Принудительное соблазнение — это тема , часто встречающаяся в западной литературе (в основном в любовных романах и мыльных операх ), где изнасилование мужчины над женщиной в конечном итоге превращается в настоящий любовный роман . Популярный пример — Люк и Лора из американской мыльной оперы « Главный госпиталь» . [1] [2]
Эта тема также распространена в тайских мыльных операх , где она долгое время считалась само собой разумеющейся, пока в 2014 году изнасилование и убийство тринадцатилетней девочки не вызвало национальный протест. [3]
Английское слово «изнасилование» происходит от латинского глагола rapere , означающего «похитить, унести, похитить». Раптио (на архаическом или литературном английском языке , переведенное как изнасилование ) — это латинский термин, обозначающий крупномасштабное похищение женщин или похищение их с целью замужества или порабощения , особенно сексуальное рабство , что было довольно распространенной практикой во многих древних культурах. [ нужна цитата ] В римском праве raptus (или raptio ) означал прежде всего похищение или похищение; Часто изображаемое в мифологическом «изнасиловании» сабинянок представляет собой форму похищения невесты , при которой сексуальное насилие является второстепенным вопросом. [4] [5]

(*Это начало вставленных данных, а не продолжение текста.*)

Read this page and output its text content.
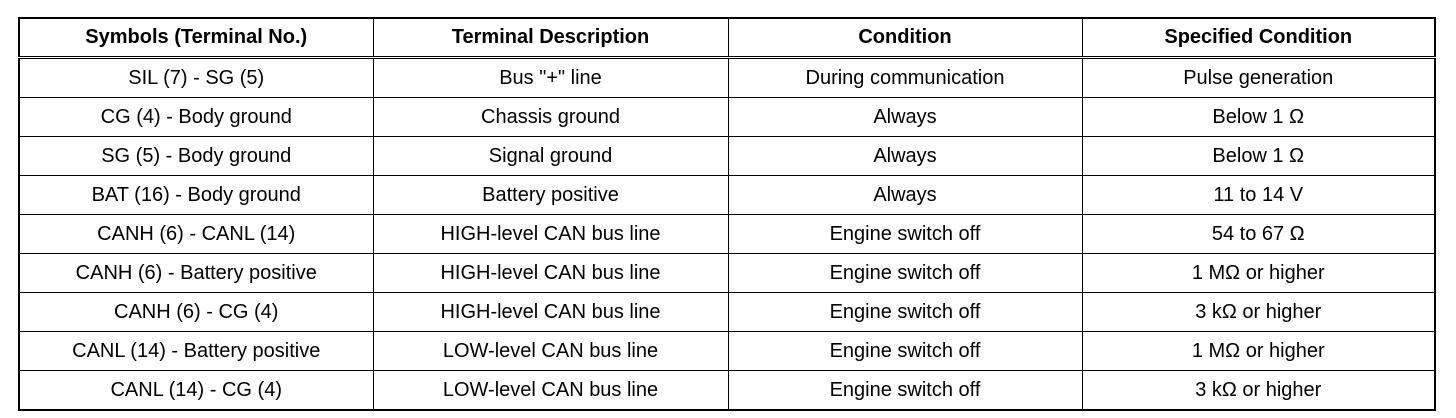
Symbols (Terminal No.)	Terminal Description	Condition	Specified Condition
SIL (7) - SG (5)	Bus "+" line	During communication	Pulse generation
CG (4) - Body ground	Chassis ground	Always	Below 1 Ω
SG (5) - Body ground	Signal ground	Always	Below 1 Ω
BAT (16) - Body ground	Battery positive	Always	11 to 14 V
CANH (6) - CANL (14)	HIGH-level CAN bus line	Engine switch off	54 to 67 Ω
CANH (6) - Battery positive	HIGH-level CAN bus line	Engine switch off	1 MΩ or higher
CANH (6) - CG (4)	HIGH-level CAN bus line	Engine switch off	3 kΩ or higher
CANL (14) - Battery positive	LOW-level CAN bus line	Engine switch off	1 MΩ or higher
CANL (14) - CG (4)	LOW-level CAN bus line	Engine switch off	3 kΩ or higher
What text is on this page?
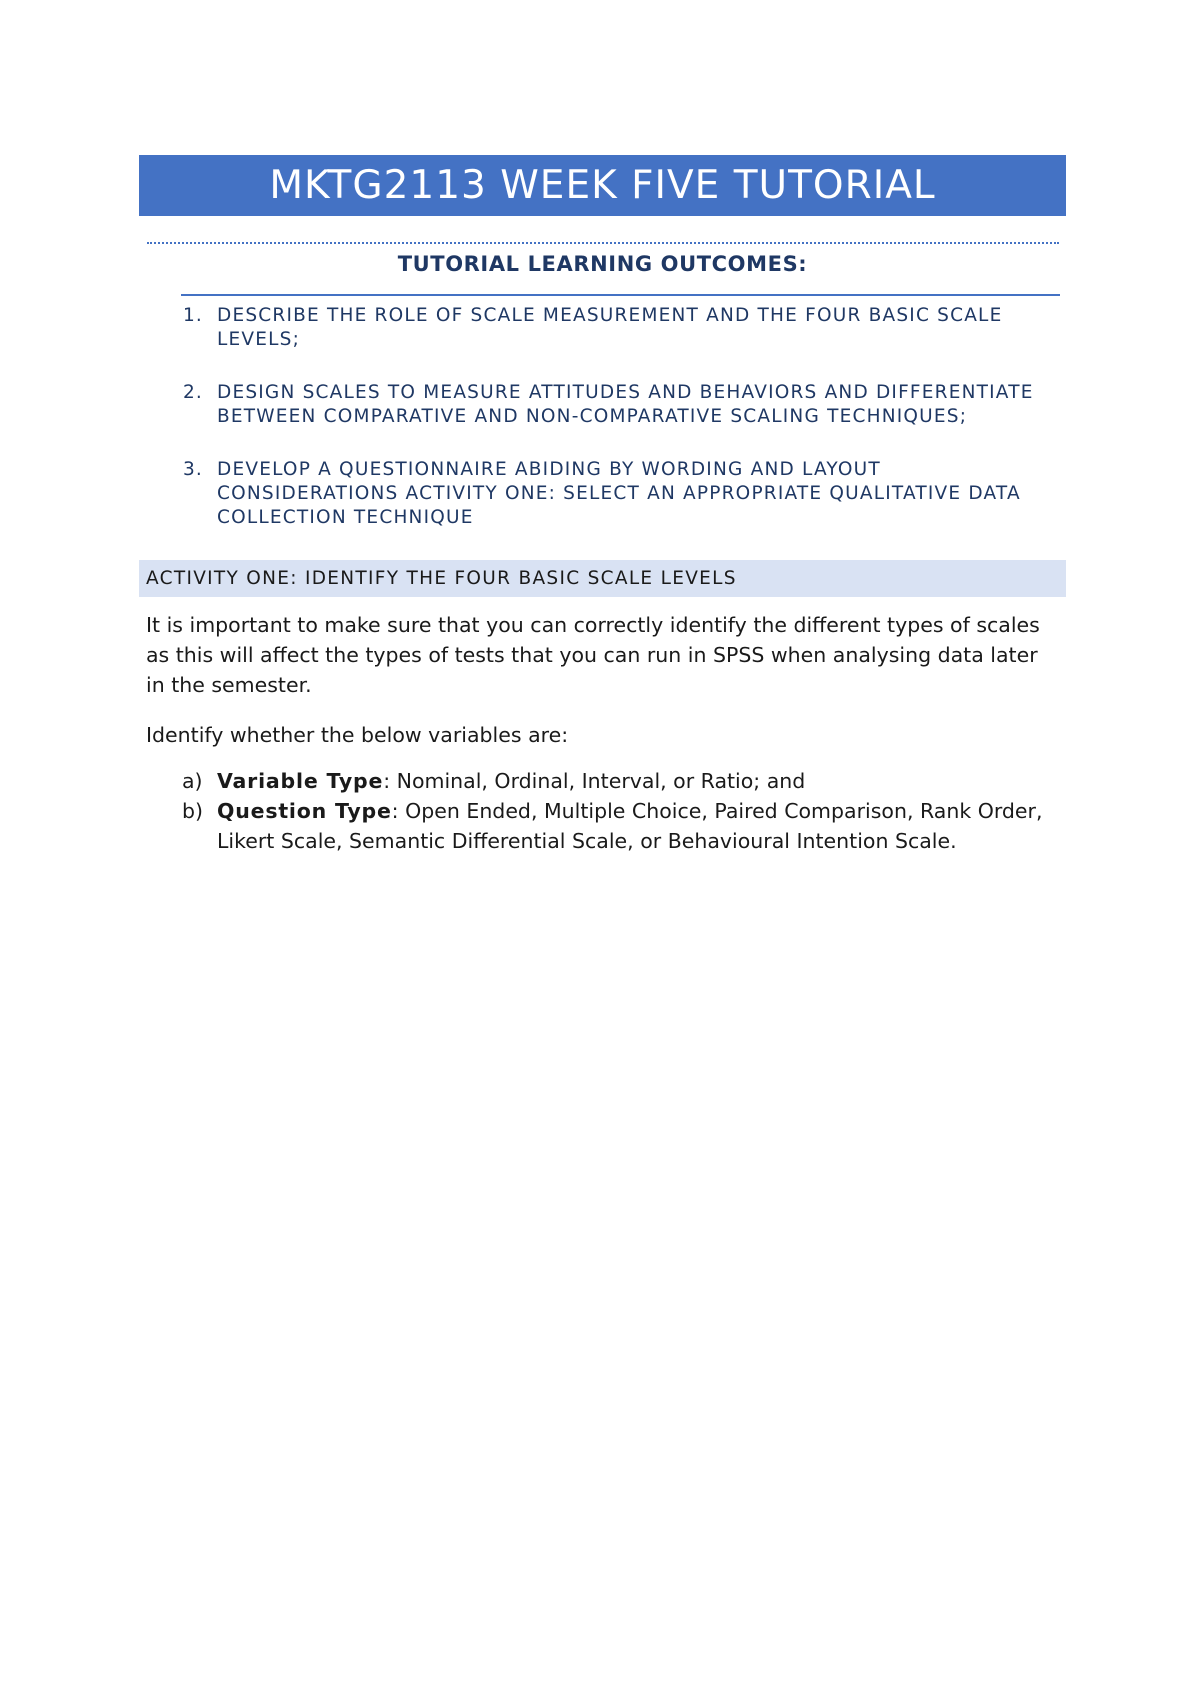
MKTG2113 WEEK FIVE TUTORIAL
TUTORIAL LEARNING OUTCOMES:
1. DESCRIBE THE ROLE OF SCALE MEASUREMENT AND THE FOUR BASIC SCALE LEVELS;
2. DESIGN SCALES TO MEASURE ATTITUDES AND BEHAVIORS AND DIFFERENTIATE BETWEEN COMPARATIVE AND NON-COMPARATIVE SCALING TECHNIQUES;
3. DEVELOP A QUESTIONNAIRE ABIDING BY WORDING AND LAYOUT CONSIDERATIONS ACTIVITY ONE: SELECT AN APPROPRIATE QUALITATIVE DATA COLLECTION TECHNIQUE
ACTIVITY ONE: IDENTIFY THE FOUR BASIC SCALE LEVELS

It is important to make sure that you can correctly identify the different types of scales as this will affect the types of tests that you can run in SPSS when analysing data later in the semester.

Identify whether the below variables are:

a) Variable Type: Nominal, Ordinal, Interval, or Ratio; and
b) Question Type: Open Ended, Multiple Choice, Paired Comparison, Rank Order, Likert Scale, Semantic Differential Scale, or Behavioural Intention Scale.
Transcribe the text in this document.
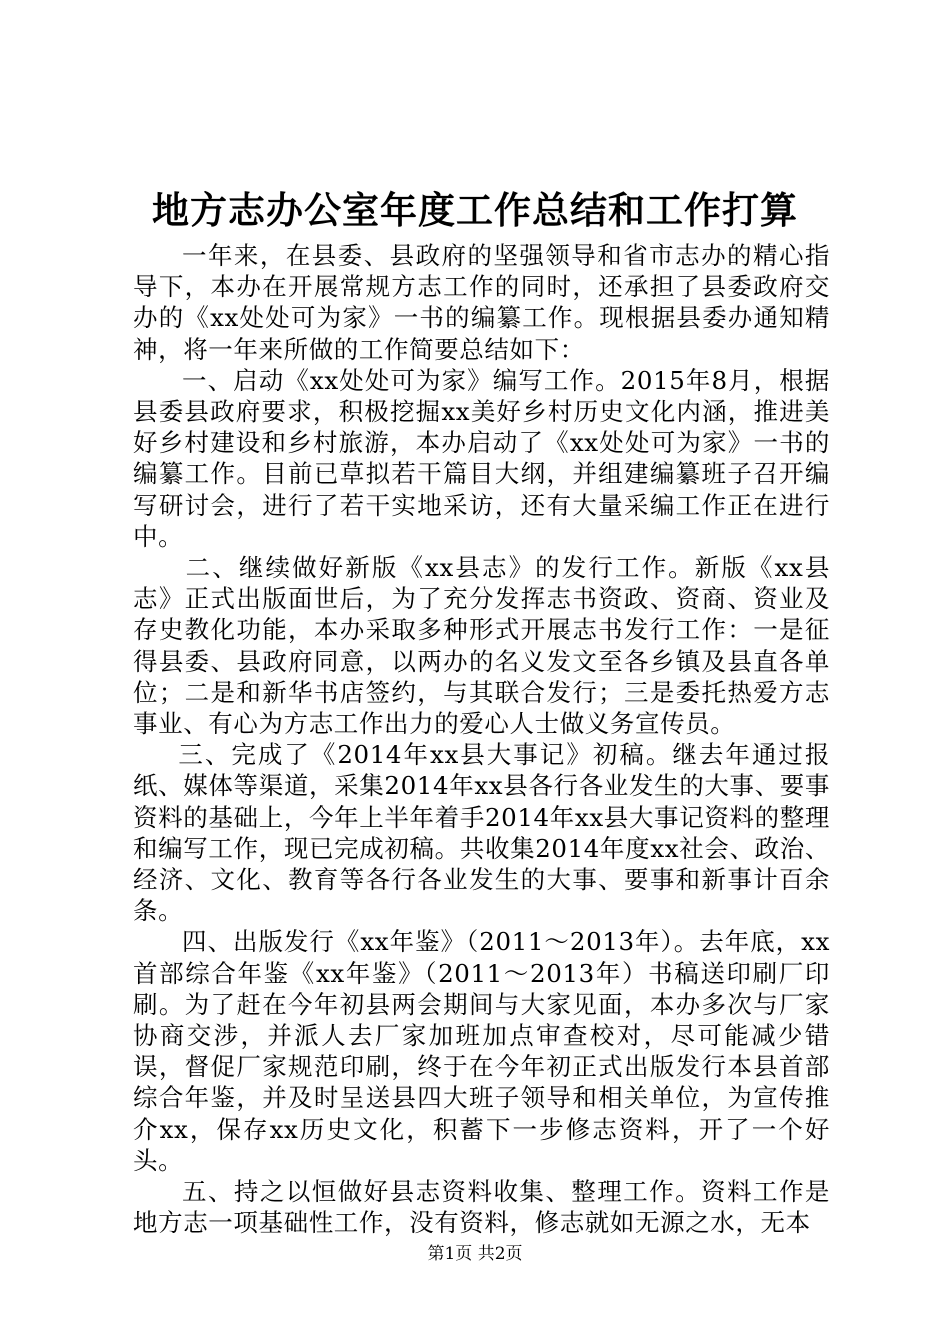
地方志办公室年度工作总结和工作打算

一年来，在县委、县政府的坚强领导和省市志办的精心指导下，本办在开展常规方志工作的同时，还承担了县委政府交办的《xx处处可为家》一书的编纂工作。现根据县委办通知精神，将一年来所做的工作简要总结如下：

一、启动《xx处处可为家》编写工作。2015年8月，根据县委县政府要求，积极挖掘xx美好乡村历史文化内涵，推进美好乡村建设和乡村旅游，本办启动了《xx处处可为家》一书的编纂工作。目前已草拟若干篇目大纲，并组建编纂班子召开编写研讨会，进行了若干实地采访，还有大量采编工作正在进行中。

二、继续做好新版《xx县志》的发行工作。新版《xx县志》正式出版面世后，为了充分发挥志书资政、资商、资业及存史教化功能，本办采取多种形式开展志书发行工作：一是征得县委、县政府同意，以两办的名义发文至各乡镇及县直各单位；二是和新华书店签约，与其联合发行；三是委托热爱方志事业、有心为方志工作出力的爱心人士做义务宣传员。

三、完成了《2014年xx县大事记》初稿。继去年通过报纸、媒体等渠道，采集2014年xx县各行各业发生的大事、要事资料的基础上，今年上半年着手2014年xx县大事记资料的整理和编写工作，现已完成初稿。共收集2014年度xx社会、政治、经济、文化、教育等各行各业发生的大事、要事和新事计百余条。

四、出版发行《xx年鉴》（2011～2013年）。去年底，xx首部综合年鉴《xx年鉴》（2011～2013年）书稿送印刷厂印刷。为了赶在今年初县两会期间与大家见面，本办多次与厂家协商交涉，并派人去厂家加班加点审查校对，尽可能减少错误，督促厂家规范印刷，终于在今年初正式出版发行本县首部综合年鉴，并及时呈送县四大班子领导和相关单位，为宣传推介xx，保存xx历史文化，积蓄下一步修志资料，开了一个好头。

五、持之以恒做好县志资料收集、整理工作。资料工作是地方志一项基础性工作，没有资料，修志就如无源之水，无本

第1页 共2页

В одном источнике принудительное соблазнение резюмируется следующим образом:
Жила-была очень красивая девушка. Ее изнасиловали. Мальчик вымолил прощение, и они жили долго и счастливо. (перевод с голландского) [3]
История насильственного соблазнения так же стара, как западная литература и мифология: из греческой мифологии хорошо известна история «Похищение Европы» , в которой рассказывается о Зевсе , замаскированном под красивого белого быка, соблазняющем Европу. Когда она забирается ему на спину, он плывет на Крит , где соблазняет ее, а затем делает царицей Крита. Эта история пересказана Овидием в его «Метаморфозах» , где Юпитер заменяет Зевса. [6] У греков был особый оборот речи, описывающий «изнасилование женщины богом»; [7] Вопрос о том, следует ли правильно говорить об изнасиловании или о соблазнении, является предметом споров. [8]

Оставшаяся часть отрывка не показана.